« Ce mardi est un jour funeste et le demeurera pour longtemps dans nos mémoires. Quel sinistre pour le pays! Quelle tragédie pour l’Assemblée nationale! Quelle douleur pour moi! Joyeux, je me suis réveillé, prêt à entamer une autre journée de labeur. Et des nouvelles de la ville me parviennent. Macabres. Abidjan subit une inondation majeure. Plusieurs quartiers sont sous les eaux. Des morts sont comptés. Des biens détruits. Mais j’étais loin de m’imaginer que ce drame me frapperait aussi directement et aussi cruellement.

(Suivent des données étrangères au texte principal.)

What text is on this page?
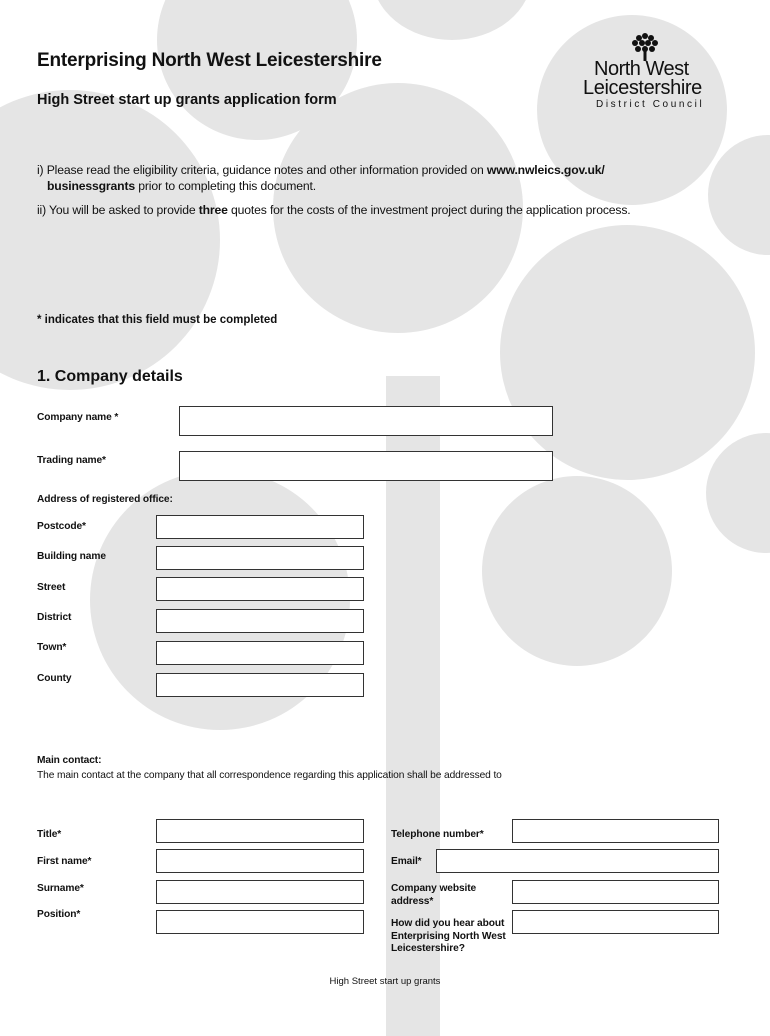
Enterprising North West Leicestershire
High Street start up grants application form
North West
Leicestershire
District Council
i) Please read the eligibility criteria, guidance notes and other information provided on www.nwleics.gov.uk/
businessgrants prior to completing this document.
ii) You will be asked to provide three quotes for the costs of the investment project during the application process.
* indicates that this field must be completed
1. Company details
Company name *
Trading name*
Address of registered office:
Postcode*
Building name
Street
District
Town*
County
Main contact:
The main contact at the company that all correspondence regarding this application shall be addressed to
Title*
First name*
Surname*
Position*
Telephone number*
Email*
Company website address*
How did you hear about Enterprising North West Leicestershire?
High Street start up grants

Hier, lundi je revoyais mon cher ami et compagnon Konaté Mamadou dit Delmas, plein de vie. Comme à l’accoutumée, je lui fais une blague et nous en rions de bon coeur. Je ne savais pas que ce serait la dernière.
Ce matin, au moment où les eaux se retirent, j’appelle mon Chef de cabinet pour m’assurer de mes audiences. Sa voix est plutôt bizarre, me suis-je dit. Dans un bégaiement inhabituel, il m’annonce, la voix nouée par l’émotion, que mon cher Delmas s’en est allé. “Comment? De quoi me parles-tu?” m’entendais-je l’interroger ? “Les inondations” répond-il.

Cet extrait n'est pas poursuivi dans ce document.